Until his invention began taking off, Riopelle had always avoided living in Phoenix, even though the city kept calling him back. The hot town may have chosen him as its personal rock star, but the Detroit-born Riopelle continued to live in L.A. until 1990, and then chose to live his "kinda retirement" in Kona, Hawaii.

"I never lived here," he says, reclining on the sofa of the house he's been leasing for only the past four years -- mostly as an office for HumanBeams, which he runs along with his son, Paul. "People always thought I did. But I just came here a lot, because this is where my biggest fan base was."

The Valley's love affair with Riopelle began in 1974, when the late William Edward Compton, then program director at a young KDKB, circled eight tracks on the back cover of Riopelle's first ABC release, Saving Grace, and labeled it "Eight Ways to Improve Your Life," urging the station's DJs to put each of the songs into heavy rotation.

"All of a sudden, I went from a $300 opening act to a $15,000 headliner -- overnight," Riopelle says. When Compton died in a car accident three years later, Riopelle lost his most influential supporter. "If Bill hadn't died, I'm sure enormous things would have come from his appreciation of what I was trying to do."

Though he'd never go on to attract a nationwide audience as fervent as his Phoenix supporters, the exclusivity they felt with him only deepened the connection -- and allowed him to pull in concert grosses in the neighborhood of a hundred grand a year, he says, just playing around Arizona.
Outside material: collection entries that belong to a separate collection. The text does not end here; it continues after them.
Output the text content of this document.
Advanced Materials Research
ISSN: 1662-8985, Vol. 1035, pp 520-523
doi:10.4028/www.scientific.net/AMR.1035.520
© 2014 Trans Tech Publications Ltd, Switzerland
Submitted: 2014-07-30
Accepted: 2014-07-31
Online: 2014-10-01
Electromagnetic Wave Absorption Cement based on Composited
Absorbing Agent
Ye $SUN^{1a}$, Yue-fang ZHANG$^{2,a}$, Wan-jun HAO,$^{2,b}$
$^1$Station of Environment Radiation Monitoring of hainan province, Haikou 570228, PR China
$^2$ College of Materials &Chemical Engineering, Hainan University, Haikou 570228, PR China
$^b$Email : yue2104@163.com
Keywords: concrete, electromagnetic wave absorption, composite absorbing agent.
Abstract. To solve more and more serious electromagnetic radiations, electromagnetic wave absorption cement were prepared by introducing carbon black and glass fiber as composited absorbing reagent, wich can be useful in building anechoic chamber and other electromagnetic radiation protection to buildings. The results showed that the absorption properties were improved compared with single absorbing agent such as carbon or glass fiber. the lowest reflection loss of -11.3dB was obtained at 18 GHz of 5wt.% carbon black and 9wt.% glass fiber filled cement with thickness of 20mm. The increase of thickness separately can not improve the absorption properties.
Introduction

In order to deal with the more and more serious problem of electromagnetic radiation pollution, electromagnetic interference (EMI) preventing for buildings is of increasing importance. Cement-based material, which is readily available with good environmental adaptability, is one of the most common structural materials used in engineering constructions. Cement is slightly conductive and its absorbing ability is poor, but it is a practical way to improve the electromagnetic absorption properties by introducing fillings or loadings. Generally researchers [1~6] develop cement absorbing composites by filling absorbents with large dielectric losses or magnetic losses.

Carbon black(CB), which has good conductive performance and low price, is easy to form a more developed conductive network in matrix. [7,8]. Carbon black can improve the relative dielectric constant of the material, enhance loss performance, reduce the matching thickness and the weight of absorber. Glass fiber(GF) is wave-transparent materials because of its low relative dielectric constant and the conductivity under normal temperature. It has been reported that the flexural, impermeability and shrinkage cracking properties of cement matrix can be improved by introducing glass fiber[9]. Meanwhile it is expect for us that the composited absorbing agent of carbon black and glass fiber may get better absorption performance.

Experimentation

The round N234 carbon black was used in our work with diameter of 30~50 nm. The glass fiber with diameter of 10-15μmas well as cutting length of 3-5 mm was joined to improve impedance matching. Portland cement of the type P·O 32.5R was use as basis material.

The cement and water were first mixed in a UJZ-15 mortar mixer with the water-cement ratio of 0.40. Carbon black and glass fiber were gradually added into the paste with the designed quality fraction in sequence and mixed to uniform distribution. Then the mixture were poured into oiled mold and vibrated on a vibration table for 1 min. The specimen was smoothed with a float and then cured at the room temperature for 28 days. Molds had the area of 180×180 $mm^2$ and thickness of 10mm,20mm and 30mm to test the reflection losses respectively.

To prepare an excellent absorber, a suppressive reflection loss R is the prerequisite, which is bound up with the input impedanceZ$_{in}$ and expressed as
"There's a bonding between Riopelle and his audience that's immediately evident at his shows," says Zelisko, who'll be inducting Riopelle into the Arizona Music and Entertainment Hall of Fame this New Year's Eve at the Celebrity. "And a lot of the depth of that relationship comes from the fact that everybody knows it's kind of a private thing. It's between them and this city and him."
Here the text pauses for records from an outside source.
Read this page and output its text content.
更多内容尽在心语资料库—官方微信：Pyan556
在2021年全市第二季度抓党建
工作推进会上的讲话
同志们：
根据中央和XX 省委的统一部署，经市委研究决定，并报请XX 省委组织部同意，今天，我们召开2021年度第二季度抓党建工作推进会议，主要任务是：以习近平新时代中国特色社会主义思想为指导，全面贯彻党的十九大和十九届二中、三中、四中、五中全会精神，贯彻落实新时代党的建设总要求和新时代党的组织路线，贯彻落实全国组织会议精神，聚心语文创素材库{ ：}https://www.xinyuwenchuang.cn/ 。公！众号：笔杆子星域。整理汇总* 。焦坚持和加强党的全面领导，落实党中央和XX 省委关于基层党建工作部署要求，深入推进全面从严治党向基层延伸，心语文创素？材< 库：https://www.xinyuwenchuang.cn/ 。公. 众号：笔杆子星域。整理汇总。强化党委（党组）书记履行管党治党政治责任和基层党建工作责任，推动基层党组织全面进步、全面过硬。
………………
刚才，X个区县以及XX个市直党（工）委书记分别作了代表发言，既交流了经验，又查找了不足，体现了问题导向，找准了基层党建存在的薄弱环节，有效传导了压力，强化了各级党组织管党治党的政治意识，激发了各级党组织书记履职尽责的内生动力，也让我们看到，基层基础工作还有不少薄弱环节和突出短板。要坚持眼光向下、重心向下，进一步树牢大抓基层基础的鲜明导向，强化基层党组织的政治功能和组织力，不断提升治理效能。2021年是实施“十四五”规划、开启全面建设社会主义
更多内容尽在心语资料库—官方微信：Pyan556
That bonding came in handy when Riopelle opted to make HumanBeams his business, and finally decided -- after a lifetime of playing hard-to-get -- that his name would carry a lot more clout if he set up headquarters in the city that knew him best.

"That's one of the reasons I run the business here," says Riopelle, who, along with his wife of 31 years, Naomi, still shuttles between his home in Kona and the leased McCormick Ranch digs. "All of the jobbers and manufacturers we work with, as soon as they hear the name, they go, 'Oh yeah, Jerry Riopelle. "Walking on Water," right?' You'd be surprised how many doors that opens."
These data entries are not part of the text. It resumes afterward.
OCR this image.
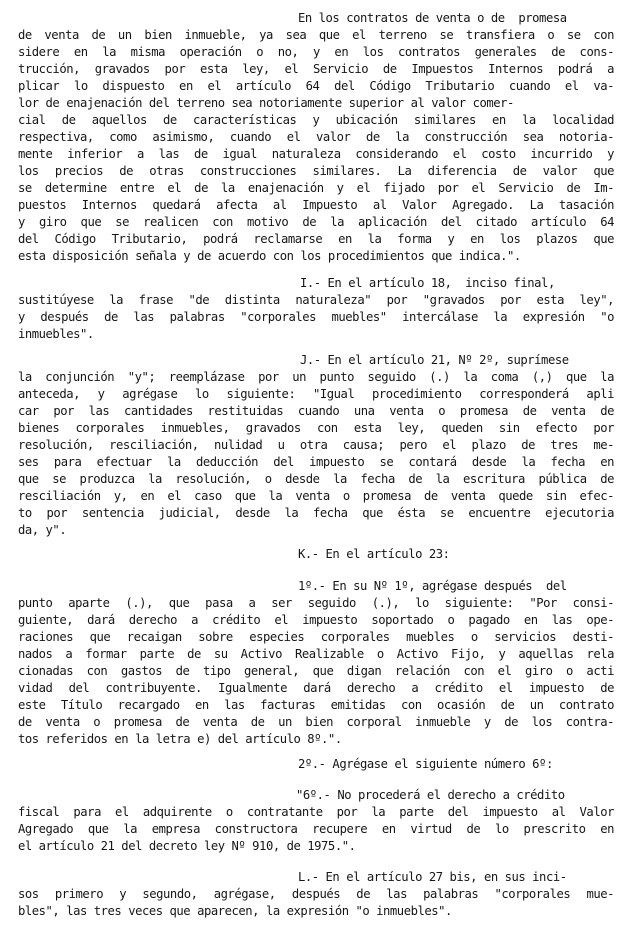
En los contratos de venta o de  promesa
de venta de un bien inmueble, ya sea que el terreno se transfiera o se con
sidere en la misma operación o no, y en los contratos generales de cons-
trucción, gravados por esta ley, el Servicio de Impuestos Internos podrá a
plicar lo dispuesto en el artículo 64 del Código Tributario cuando el va-
lor de enajenación del terreno sea notoriamente superior al valor comer-
cial de aquellos de características y ubicación similares en la localidad
respectiva, como asimismo, cuando el valor de la construcción sea notoria-
mente inferior a las de igual naturaleza considerando el costo incurrido y
los precios de otras construcciones similares. La diferencia de valor que
se determine entre el de la enajenación y el fijado por el Servicio de Im-
puestos Internos quedará afecta al Impuesto al Valor Agregado. La tasación
y giro que se realicen con motivo de la aplicación del citado artículo 64
del Código Tributario, podrá reclamarse en la forma y en los plazos que
esta disposición señala y de acuerdo con los procedimientos que indica.".
I.- En el artículo 18,  inciso final,
sustitúyese la frase "de distinta naturaleza" por "gravados por esta ley",
y después de las palabras "corporales muebles" intercálase la expresión "o
inmuebles".
J.- En el artículo 21, Nº 2º, suprímese
la conjunción "y"; reemplázase por un punto seguido (.) la coma (,) que la
anteceda, y agrégase lo siguiente: "Igual procedimiento corresponderá apli
car por las cantidades restituidas cuando una venta o promesa de venta de
bienes corporales inmuebles, gravados con esta ley, queden sin efecto por
resolución, resciliación, nulidad u otra causa; pero el plazo de tres me-
ses para efectuar la deducción del impuesto se contará desde la fecha en
que se produzca la resolución, o desde la fecha de la escritura pública de
resciliación y, en el caso que la venta o promesa de venta quede sin efec-
to por sentencia judicial, desde la fecha que ésta se encuentre ejecutoria
da, y".
K.- En el artículo 23:
1º.- En su Nº 1º, agrégase después  del
punto aparte (.), que pasa a ser seguido (.), lo siguiente: "Por consi-
guiente, dará derecho a crédito el impuesto soportado o pagado en las ope-
raciones que recaigan sobre especies corporales muebles o servicios desti-
nados a formar parte de su Activo Realizable o Activo Fijo, y aquellas rela
cionadas con gastos de tipo general, que digan relación con el giro o acti
vidad del contribuyente. Igualmente dará derecho a crédito el impuesto de
este Título recargado en las facturas emitidas con ocasión de un contrato
de venta o promesa de venta de un bien corporal inmueble y de los contra-
tos referidos en la letra e) del artículo 8º.".
2º.- Agrégase el siguiente número 6º:
"6º.- No procederá el derecho a crédito
fiscal para el adquirente o contratante por la parte del impuesto al Valor
Agregado que la empresa constructora recupere en virtud de lo prescrito en
el artículo 21 del decreto ley Nº 910, de 1975.".
L.- En el artículo 27 bis, en sus inci-
sos primero y segundo, agrégase, después de las palabras "corporales mue-
bles", las tres veces que aparecen, la expresión "o inmuebles".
When they're not doing business with him, Riopelle's Valley fans still get to hear favorite tracks like "Blues on My Table," "Easy Driver" and "Naomi's Song" on Radio Free Phoenix, the Internet streaming audio outlet run by local radio vet Andy Olson that, Olson insists, still gets plenty of Riopelle requests.

Recording a career retrospective at Olson's home studio one recent Friday, set to air as a pre-concert special on New Year's Eve, Riopelle tells an anecdote leading into his 1977 song "So Young" (sample lyric: "I'll make everything matter, and I'll believe that everything lasts"), which many fans consider his most anthemic work.

"'So Young' I wrote on my 31st birthday, ostensibly as a present to myself," he says. "Because I felt so old, and I thought I had seen pretty much everything. Which sounds so stupid today!"

Riopelle admits it can sometimes sound stupid singing "I'm so young!" today, at age 64.

But those who've been working with Riopelle lately -- even whippersnappers exactly half his age, like Jason Asbahr -- attest the song still suits him.

"Jerry's been around the block," Asbahr says. "But it's almost like it doesn't matter what age he is. He's got this sort of childlike wonder with the world. And that's what he brings to his invention.

"He thinks young," Asbahr adds. "That's the important thing."